Neil Delamere's world of comic relief
“My family. My niece, who’s only three, said: ‘I’ve eaten something that’s disagreed with me’. I asked what and she said ‘Lego’. Children are so effervescent and uplifting and constantly amusing.
“I was over in my uncle’s and I caught him ripping up utility bills with his name on them. He’s about 70. I said, ‘fair play, it’s amazing you’re so aware of identity fraud’. He said ‘Ah…I’m only just using someone else’s bin and I don’t want him to know’.”
“At a gig in Edinburgh, there was a lad of 16 in the front row. I asked what he wanted to do when he grew up. He said: ‘I want to join the army’. I said: ‘you want to join the British Army — an army that has been involved in two wars?’ A voice in the audience went ‘one war’. I said: ‘are there not two wars — Iraq and Afghanistan?’ The voice replied: ‘Soldiers are in airports in Iraq, just wanting to come home’.
“There was a pause — there’s a level of tension already embedded in a situation where an Irish person’s talking about the British Army. Then someone else in the audience spoke up: ‘You mean to say the duty free is what’s keeping you in Iraq?’ There was a big massive release of tension. That got us out of a very sticky situation.”
“Irish people have an inherent layer of pessimism provided to us by history. I think that’s just a surface layer. We expect things to go badly but, secretly, we hope they won’t. When I was working in software engineering around 2000-2001, the doc.com bubble burst. Lots of friends were being laid off. It was a stressful time, we were all wondering would we keep our jobs.
“But you have to press on. I left of my own accord and picked up another career. I wanted to approach it the best possible way, see the crisis as a moment of opportunity. So I left and now I’m doing stand-up comedy, which I love.”

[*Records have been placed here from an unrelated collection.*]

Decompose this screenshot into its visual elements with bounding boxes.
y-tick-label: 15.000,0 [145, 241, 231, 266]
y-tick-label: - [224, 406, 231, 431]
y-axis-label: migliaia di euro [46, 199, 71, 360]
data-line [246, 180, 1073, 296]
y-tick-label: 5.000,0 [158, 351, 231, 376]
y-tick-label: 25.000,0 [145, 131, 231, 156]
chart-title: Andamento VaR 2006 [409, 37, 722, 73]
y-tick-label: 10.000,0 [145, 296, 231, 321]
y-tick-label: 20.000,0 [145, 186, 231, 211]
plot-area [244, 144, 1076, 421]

“It’s another form of escapism, to leave behind what’s causing you worry — two hours when you can check your baggage at the door and get caught up in someone talking rubbish and telling tall tales. There’s a boom in comedy at the moment. In a recession, when people don’t have much discretionary income, they go to events for a different reason. They want something that will release them from the barrage of negativity.”